Eski eşini öldüren sanığa verilen ağırlaştırılmış müebbet hapis cezası onandı, karar oy birliği ile alındı ve Yargıtay’a temyiz yolu açık bırakıldı.
Kayseri’nin Melikgazi ilçesinde boşandığı Nuran Koçer’i (40) öldürdüğü gerekçesiyle yargılandığı davada ağırlaştırılmış ömür boyu hapse çarptırılan Şükrü Efe’nin (40) cezası, Kayseri Bölge Adliye Mahkemesi’nce onandı.
Şükrü Efe, geçen yıl 3 Mart’ta Kocatepe Mahallesi’nde oturan eski eşi Nuran Koçer’in evine gitti. Burada taraflar, arasında tartışma çıktı. Çıkan kavgada Şükrü Efe, 3 çocuğunun annesi Nuran Koçer’i tabancayla vurarak öldürdü. Olayın ardından kaçan Efe, Asayiş Şube Müdürlüğü’ne 200 metre uzaklıktaki evde yakalanarak, gözaltına alındı. İşlemleri sonrası adliyeye sevk edilen Efe, çıkarıldığı mahkemece tutuklandı.
Şükrü Efe hakkında ‘eşi kasten öldürme’ suçundan ağırlaştırılmış ömür boyu hapis cezası istemiyle dava açıldı. Kayseri 3’üncü Ağır Ceza Mahkemesi’nde geçen yıl 16 Aralık’ta görülen davanın 4’üncü duruşmasında, sanık Efe, eşini öldürmek istemediğini öne sürerek “Olayı tasarlamadım. Savcılık şikayetini geri çekmesi için konuşmaya gitmiştim. Bana hakaret ettikten sonra bu olay gerçekleşti. Yavrularım için mücadele veriyorum. Lütfen çocuklarım yalan söylemesin. Askerlik yapmış bir insanım.
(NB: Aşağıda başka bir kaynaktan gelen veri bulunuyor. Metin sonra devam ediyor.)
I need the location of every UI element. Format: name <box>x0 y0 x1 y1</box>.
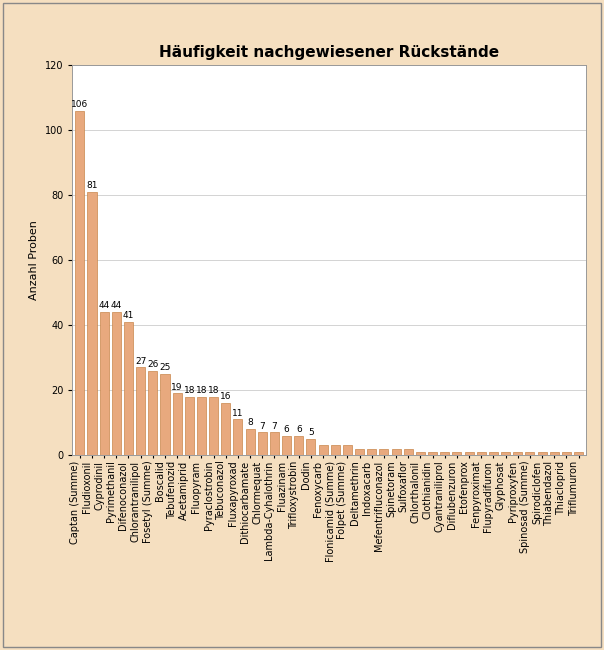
Bar <box>136 367 145 455</box>
Bar <box>501 452 510 455</box>
Text: 26: 26 <box>147 360 158 369</box>
Text: 6: 6 <box>296 425 301 434</box>
Bar <box>477 452 486 455</box>
Bar <box>355 448 364 455</box>
Bar <box>76 111 85 455</box>
Bar <box>306 439 315 455</box>
Bar <box>574 452 583 455</box>
Text: 41: 41 <box>123 311 134 320</box>
Bar <box>452 452 461 455</box>
Bar <box>416 452 425 455</box>
Bar <box>525 452 535 455</box>
Text: 25: 25 <box>159 363 170 372</box>
Bar <box>367 448 376 455</box>
Bar <box>294 436 303 455</box>
Bar <box>270 432 279 455</box>
Text: 6: 6 <box>284 425 289 434</box>
Bar <box>185 396 194 455</box>
Text: 11: 11 <box>232 409 243 418</box>
Bar <box>562 452 571 455</box>
Bar <box>331 445 340 455</box>
Bar <box>379 448 388 455</box>
Bar <box>403 448 413 455</box>
Text: 18: 18 <box>196 386 207 395</box>
Bar <box>464 452 474 455</box>
Bar <box>246 429 255 455</box>
Bar <box>282 436 291 455</box>
Bar <box>100 312 109 455</box>
Bar <box>318 445 327 455</box>
Bar <box>112 312 121 455</box>
Bar <box>538 452 547 455</box>
Bar <box>391 448 400 455</box>
Bar <box>343 445 352 455</box>
Bar <box>489 452 498 455</box>
Bar <box>161 374 170 455</box>
Text: 18: 18 <box>184 386 195 395</box>
Bar <box>173 393 182 455</box>
Bar <box>124 322 133 455</box>
Text: 18: 18 <box>208 386 219 395</box>
Text: 16: 16 <box>220 393 231 401</box>
Bar <box>428 452 437 455</box>
Bar <box>88 192 97 455</box>
Text: 44: 44 <box>98 302 110 311</box>
Text: 27: 27 <box>135 357 146 365</box>
Text: 19: 19 <box>172 383 183 391</box>
Bar <box>221 403 230 455</box>
Bar <box>197 396 206 455</box>
Text: 5: 5 <box>308 428 314 437</box>
Y-axis label: Anzahl Proben: Anzahl Proben <box>30 220 39 300</box>
Bar <box>233 419 242 455</box>
Text: 106: 106 <box>71 100 88 109</box>
Bar <box>513 452 522 455</box>
Bar <box>440 452 449 455</box>
Text: 8: 8 <box>247 419 253 428</box>
Text: 7: 7 <box>259 422 265 430</box>
Text: 44: 44 <box>111 302 122 311</box>
Bar <box>258 432 267 455</box>
Bar <box>148 370 157 455</box>
Text: 81: 81 <box>86 181 98 190</box>
Bar <box>209 396 218 455</box>
Title: Häufigkeit nachgewiesener Rückstände: Häufigkeit nachgewiesener Rückstände <box>159 45 500 60</box>
Bar <box>550 452 559 455</box>
Text: 7: 7 <box>272 422 277 430</box>
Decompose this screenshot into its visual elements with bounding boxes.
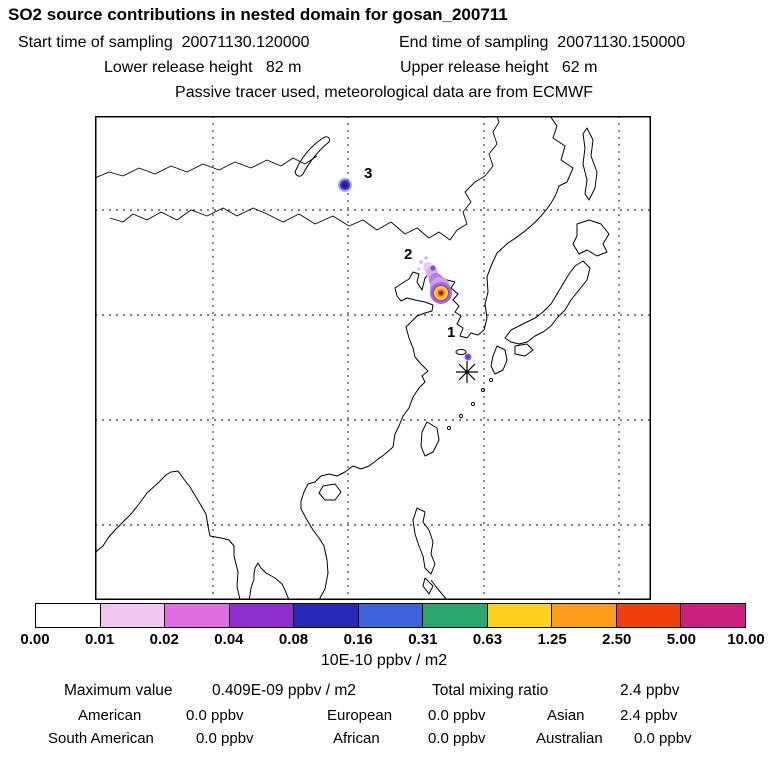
start-time-value: 20071130.120000 [181, 34, 310, 51]
colorbar-tick-label: 0.04 [214, 631, 244, 648]
contribution-region-african: African [333, 730, 380, 747]
coastline-asia-main [300, 116, 574, 600]
island-ryukyu-1 [446, 425, 452, 431]
total-mixing-ratio-label: Total mixing ratio [432, 682, 549, 699]
colorbar-units: 10E-10 ppbv / m2 [320, 652, 448, 669]
total-mixing-ratio-value: 2.4 ppbv [620, 682, 680, 699]
colorbar [35, 603, 746, 628]
colorbar-cell [680, 604, 746, 627]
colorbar-cell [228, 604, 294, 627]
upper-release-value: 62 m [561, 59, 598, 76]
contribution-value-european: 0.0 ppbv [428, 707, 486, 724]
island-palawan [430, 579, 448, 600]
island-kyushu [490, 345, 508, 375]
upper-release-label: Upper release height [400, 59, 549, 76]
start-time-line: Start time of sampling 20071130.120000 [18, 34, 309, 52]
contribution-value-african: 0.0 ppbv [428, 730, 486, 747]
spacer [253, 59, 266, 76]
lat-lon-grid [95, 116, 651, 600]
contribution-region-south-american: South American [48, 730, 154, 747]
colorbar-cell [422, 604, 487, 627]
map-svg: 1 2 3 [95, 116, 651, 600]
spacer [549, 59, 562, 76]
map-border [95, 116, 651, 600]
coastline-bay-of-bengal [95, 470, 241, 600]
contribution-value-south-american: 0.0 ppbv [196, 730, 254, 747]
colorbar-tick-label: 0.31 [408, 631, 438, 648]
island-philippines-small [422, 577, 434, 595]
island-luzon [412, 507, 436, 575]
colorbar-tick-label: 0.16 [343, 631, 373, 648]
end-time-line: End time of sampling 20071130.150000 [399, 34, 685, 52]
start-time-label: Start time of sampling [18, 34, 173, 51]
coastline-gulf-thailand [248, 562, 290, 600]
island-hokkaido [572, 219, 610, 257]
max-value-label: Maximum value [64, 682, 173, 699]
colorbar-tick-label: 0.01 [85, 631, 115, 648]
contribution-region-american: American [78, 707, 142, 724]
plume-source-2 [417, 256, 452, 304]
lake-baikal [294, 136, 330, 177]
page-title: SO2 source contributions in nested domai… [8, 5, 508, 24]
contribution-value-american: 0.0 ppbv [186, 707, 244, 724]
end-time-label: End time of sampling [399, 34, 549, 51]
island-taiwan [420, 421, 440, 457]
marker-label-1: 1 [447, 324, 455, 341]
spacer [173, 34, 182, 51]
map-plot: 1 2 3 [95, 116, 651, 600]
colorbar-cell [615, 604, 681, 627]
plume-source-3 [338, 178, 352, 192]
colorbar-tick-label: 1.25 [537, 631, 567, 648]
colorbar-cell [36, 604, 100, 627]
island-sakhalin [582, 127, 598, 201]
colorbar-tick-label: 5.00 [666, 631, 696, 648]
marker-label-2: 2 [404, 246, 412, 263]
marker-label-3: 3 [364, 165, 372, 182]
colorbar-cell [357, 604, 423, 627]
island-ryukyu-4 [480, 387, 486, 393]
colorbar-ticks: 0.00 0.01 0.02 0.04 0.08 0.16 0.31 0.63 1.25 2.50… [20, 631, 764, 649]
contribution-value-asian: 2.4 ppbv [620, 707, 678, 724]
colorbar-tick-label: 0.00 [20, 631, 50, 648]
island-hainan [318, 483, 342, 501]
border-mongolia-china [109, 116, 500, 241]
contribution-region-australian: Australian [536, 730, 603, 747]
contribution-value-australian: 0.0 ppbv [634, 730, 692, 747]
plume-source-1 [464, 353, 472, 361]
colorbar-tick-label: 0.02 [149, 631, 179, 648]
receptor-asterisk-icon [456, 361, 478, 383]
colorbar-tick-label: 0.08 [278, 631, 309, 648]
colorbar-cell [551, 604, 616, 627]
contribution-region-european: European [327, 707, 393, 724]
coastlines [95, 116, 610, 600]
colorbar-cell [486, 604, 552, 627]
lower-release-line: Lower release height 82 m [104, 59, 301, 77]
upper-release-line: Upper release height 62 m [400, 59, 597, 77]
spacer [548, 34, 557, 51]
island-jeju [455, 349, 467, 355]
lower-release-label: Lower release height [104, 59, 253, 76]
border-russia-mongolia [95, 155, 318, 179]
colorbar-cell [99, 604, 165, 627]
island-ryukyu-5 [488, 377, 494, 383]
colorbar-tick-label: 2.50 [602, 631, 632, 648]
contribution-region-asian: Asian [547, 707, 585, 724]
max-value: 0.409E-09 ppbv / m2 [212, 682, 356, 699]
tracer-note: Passive tracer used, meteorological data… [175, 84, 593, 101]
colorbar-cell [293, 604, 358, 627]
colorbar-cell [164, 604, 229, 627]
colorbar-tick-label: 0.63 [472, 631, 503, 648]
lower-release-value: 82 m [265, 59, 302, 76]
island-shikoku [514, 343, 534, 357]
island-ryukyu-2 [458, 413, 464, 419]
end-time-value: 20071130.150000 [557, 34, 686, 51]
colorbar-tick-label: 10.00 [727, 631, 765, 648]
island-honshu [504, 260, 591, 345]
island-ryukyu-3 [470, 401, 476, 407]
Eğer olayı tasarlamış olsaydım; ayağına doğru sıkmazdım. Şarjörüm doluydu. Tasarlamanın ne olduğunu burada öğrendim. Bizim yuvamızı yıktılar. Allah da onların yuvasını yıksın. Acımın tarifini kimse bilemez. Keşke böyle bitmeseydi. Pişmanım” dedi.
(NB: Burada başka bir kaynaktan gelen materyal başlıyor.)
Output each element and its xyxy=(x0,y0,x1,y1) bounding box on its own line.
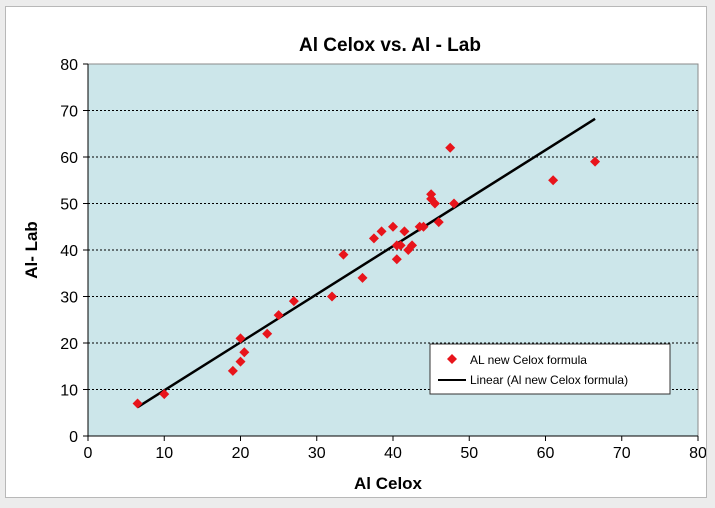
data-point xyxy=(132,398,143,409)
data-point xyxy=(235,333,246,344)
data-point xyxy=(395,240,406,251)
chart-frame: Al Celox vs. Al - Lab 0 10 20 30 40 50 60 70 80 … xyxy=(5,6,707,498)
y-tick-label: 10 xyxy=(60,383,78,400)
x-tick-label: 30 xyxy=(308,445,326,462)
data-point xyxy=(288,296,299,307)
x-tick-label: 0 xyxy=(84,445,93,462)
x-axis-label: Al Celox xyxy=(354,474,423,493)
x-tick-label: 20 xyxy=(232,445,250,462)
data-point xyxy=(399,226,410,237)
data-point xyxy=(376,226,387,237)
data-point xyxy=(445,142,456,153)
data-point xyxy=(418,221,429,232)
x-tick-label: 70 xyxy=(613,445,631,462)
data-point xyxy=(407,240,418,251)
data-point xyxy=(227,365,238,376)
y-axis-label: Al- Lab xyxy=(22,221,41,279)
data-points xyxy=(132,142,601,409)
data-point xyxy=(338,249,349,260)
data-point xyxy=(239,347,250,358)
data-point xyxy=(388,221,398,232)
y-tick-label: 80 xyxy=(60,57,78,74)
y-tick-label: 50 xyxy=(60,197,78,214)
trendline-group xyxy=(136,117,596,409)
y-tick-label: 40 xyxy=(60,243,78,260)
y-tick-label: 60 xyxy=(60,150,78,167)
legend-diamond-icon xyxy=(447,354,457,364)
data-point xyxy=(590,156,601,167)
trendline xyxy=(136,117,596,409)
x-tick-labels: 0 10 20 30 40 50 60 70 80 xyxy=(84,436,707,462)
y-tick-label: 0 xyxy=(69,429,78,446)
legend: AL new Celox formula Linear (Al new Celo… xyxy=(429,343,671,395)
data-point xyxy=(357,272,368,283)
data-point xyxy=(235,356,246,367)
x-tick-label: 40 xyxy=(384,445,402,462)
chart-svg: Al Celox vs. Al - Lab 01020304050607080 … xyxy=(22,35,707,493)
x-tick-label: 50 xyxy=(460,445,478,462)
legend-series-label: AL new Celox formula xyxy=(470,353,587,367)
chart-title: Al Celox vs. Al - Lab xyxy=(299,35,481,56)
data-point xyxy=(449,198,459,209)
y-tick-labels: 0 10 20 30 40 50 60 70 80 xyxy=(60,57,88,446)
y-tick-label: 30 xyxy=(60,290,78,307)
legend-trendline-label: Linear (Al new Celox formula) xyxy=(470,373,628,387)
data-point xyxy=(262,328,273,339)
data-point xyxy=(433,217,444,228)
data-point xyxy=(159,389,170,400)
x-tick-label: 80 xyxy=(689,445,706,462)
data-point xyxy=(429,198,440,209)
y-tick-label: 70 xyxy=(60,104,78,121)
data-point xyxy=(368,233,379,244)
x-tick-label: 60 xyxy=(537,445,555,462)
y-tick-label: 20 xyxy=(60,336,78,353)
data-point xyxy=(273,310,284,321)
data-point xyxy=(548,175,559,186)
legend-box xyxy=(429,343,671,395)
data-point xyxy=(327,291,337,302)
x-tick-label: 10 xyxy=(155,445,173,462)
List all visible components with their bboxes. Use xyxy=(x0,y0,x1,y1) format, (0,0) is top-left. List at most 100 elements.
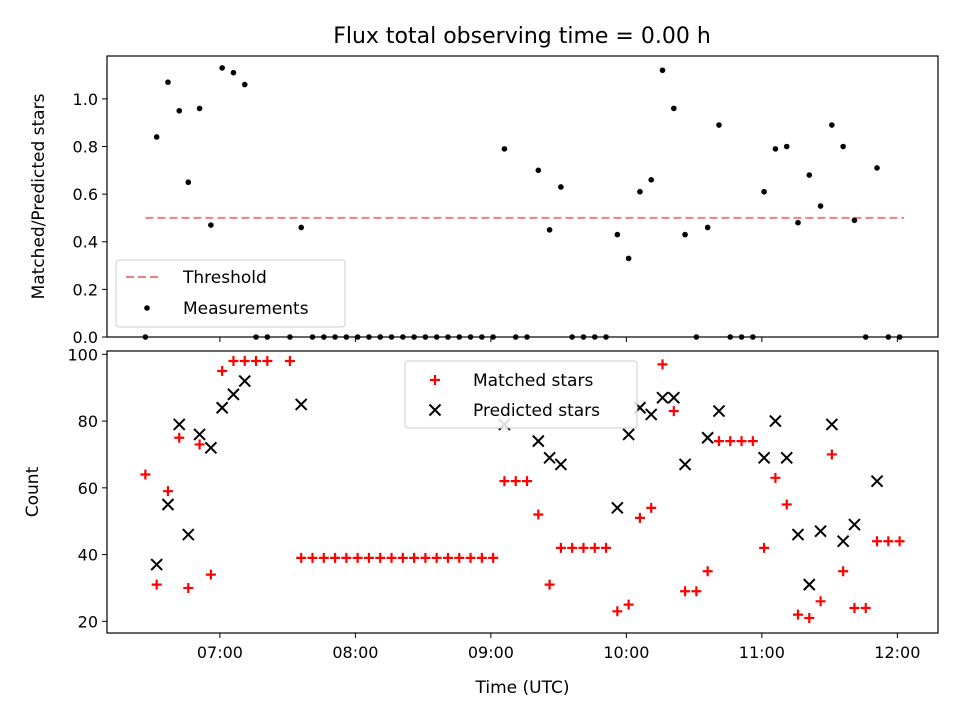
measurement-point xyxy=(817,203,824,209)
matched-star-point xyxy=(522,476,533,487)
measurement-point xyxy=(648,177,655,183)
matched-star-point xyxy=(555,542,566,553)
measurement-point xyxy=(625,255,632,262)
predicted-star-point xyxy=(803,578,816,591)
measurement-point xyxy=(241,81,248,88)
legend-matched-swatch xyxy=(430,375,440,385)
measurement-point xyxy=(196,105,203,112)
top-y-tick-label: 0.8 xyxy=(73,137,98,156)
matched-star-point xyxy=(409,552,420,563)
measurement-point xyxy=(501,146,508,152)
x-tick-label: 08:00 xyxy=(332,643,378,662)
measurement-point xyxy=(851,217,858,224)
predicted-star-point xyxy=(870,474,884,488)
matched-star-point xyxy=(657,359,668,370)
matched-star-point xyxy=(792,609,803,620)
bottom-y-axis-label: Count xyxy=(23,466,43,517)
predicted-star-point xyxy=(836,535,850,548)
predicted-star-point xyxy=(769,414,782,428)
predicted-star-point xyxy=(678,458,692,471)
measurement-point xyxy=(783,143,790,150)
matched-star-point xyxy=(713,436,724,447)
measurement-point xyxy=(185,179,192,186)
predicted-star-point xyxy=(161,498,175,511)
measurement-point xyxy=(874,165,880,171)
predicted-star-point xyxy=(712,404,726,418)
matched-star-point xyxy=(894,536,905,547)
measurement-point xyxy=(670,105,677,112)
matched-star-point xyxy=(205,569,216,580)
predicted-star-point xyxy=(814,525,827,538)
bottom-y-tick-label: 20 xyxy=(78,612,98,631)
legend-box xyxy=(404,360,638,429)
predicted-star-point xyxy=(611,501,624,515)
matched-star-point xyxy=(296,552,307,563)
matched-star-point xyxy=(601,542,612,553)
matched-star-point xyxy=(702,566,713,577)
predicted-star-point xyxy=(227,388,240,401)
matched-star-point xyxy=(228,356,239,367)
matched-star-point xyxy=(533,509,544,520)
matched-star-point xyxy=(375,552,386,563)
measurement-point xyxy=(637,188,643,195)
matched-star-point xyxy=(194,439,205,450)
predicted-star-point xyxy=(757,451,771,465)
matched-star-point xyxy=(318,552,329,563)
top-y-tick-label: 0.4 xyxy=(73,233,98,252)
measurement-point xyxy=(208,222,214,228)
matched-star-point xyxy=(465,552,476,563)
matched-star-point xyxy=(759,542,770,553)
matched-star-point xyxy=(668,406,679,417)
predicted-star-point xyxy=(645,408,658,421)
predicted-star-point xyxy=(543,451,556,465)
matched-star-point xyxy=(499,476,510,487)
predicted-star-point xyxy=(825,418,839,431)
measurement-point xyxy=(840,143,846,150)
matched-star-point xyxy=(183,582,194,593)
matched-star-point xyxy=(341,552,352,563)
matched-star-point xyxy=(544,579,555,590)
measurement-point xyxy=(558,184,564,190)
matched-star-point xyxy=(251,356,262,367)
measurement-point xyxy=(298,224,305,231)
matched-star-point xyxy=(386,552,397,563)
predicted-star-point xyxy=(656,391,669,404)
matched-star-point xyxy=(352,552,363,563)
measurement-point xyxy=(716,122,722,128)
legend-predicted-label: Predicted stars xyxy=(473,401,600,421)
measurement-point xyxy=(230,69,237,76)
matched-star-point xyxy=(284,356,295,367)
bottom-y-tick-label: 60 xyxy=(78,479,98,498)
top-y-tick-label: 0.2 xyxy=(73,280,98,299)
bottom-y-tick-label: 100 xyxy=(67,345,98,364)
legend-predicted-swatch xyxy=(428,403,442,417)
measurement-point xyxy=(795,219,801,226)
matched-star-point xyxy=(567,542,578,553)
predicted-star-point xyxy=(215,401,229,414)
measurement-point xyxy=(659,67,666,74)
count-plot: 07:00 08:00 09:00 10:00 11:00 12:00 20 40 60 80 10… xyxy=(23,345,939,698)
matched-star-point xyxy=(770,472,781,483)
predicted-star-point xyxy=(294,398,308,411)
x-tick-label: 10:00 xyxy=(603,643,649,662)
matched-star-point xyxy=(488,552,499,563)
matched-star-point xyxy=(476,552,487,563)
matched-star-point xyxy=(578,542,589,553)
matched-star-point xyxy=(420,552,431,563)
ratio-plot: 0.0 0.2 0.4 0.6 0.8 1.0 Matched/Predicted star… xyxy=(29,55,939,347)
legend-box xyxy=(115,259,346,328)
matched-star-point xyxy=(725,436,736,447)
top-y-tick-label: 1.0 xyxy=(73,90,98,109)
matched-star-point xyxy=(307,552,318,563)
legend-matched-label: Matched stars xyxy=(473,371,593,391)
measurement-point xyxy=(829,122,835,128)
matched-star-point xyxy=(510,476,521,487)
measurement-point xyxy=(682,231,688,238)
predicted-star-point xyxy=(238,374,251,388)
predicted-star-point xyxy=(182,528,195,541)
matched-star-point xyxy=(883,536,894,547)
matched-star-point xyxy=(140,469,151,480)
bottom-axes-frame xyxy=(106,350,939,634)
top-axes-frame xyxy=(106,55,939,338)
matched-star-point xyxy=(612,606,623,617)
Heyet, yargılama sonunda Efe’yi, ‘tasarlayarak kasten öldürme’ suçundan ağırlaştırılmış ömür boyu hapis cezasına çarptırdı. Heyet, sanık hakkında ‘tahrik’ ve ‘iyi hal’ indirimi uygulamadı.
KARAR OY BİRLİĞİ İLE ALINDI
Sanık avukatı, yerel mahkemenin kararına itiraz ederek, dosyayı Kayseri Bölge Adliye Mahkemesi’ne taşıdı Dosyanın geldiği 1’inci Ceza Dairesi yapılan inceleme sonrası, davayı karara bağladı. Ceza Dairesi’nce yerel mahkemenin verdiği kararda, usule ve esasa ilişkin herhangi bir hukuka aykırılığın bulunmadığı, delil ve işlemlerde herhangi bir eksikliğin olmadığı ve ispat bakımından değerlendirmenin yerinde olduğu belirtilerek, yapılan başvuruların esastan reddine karar verildi. Karar oy birliği ile alındı ve Yargıtay’a temyiz yolu açık bırakıldı.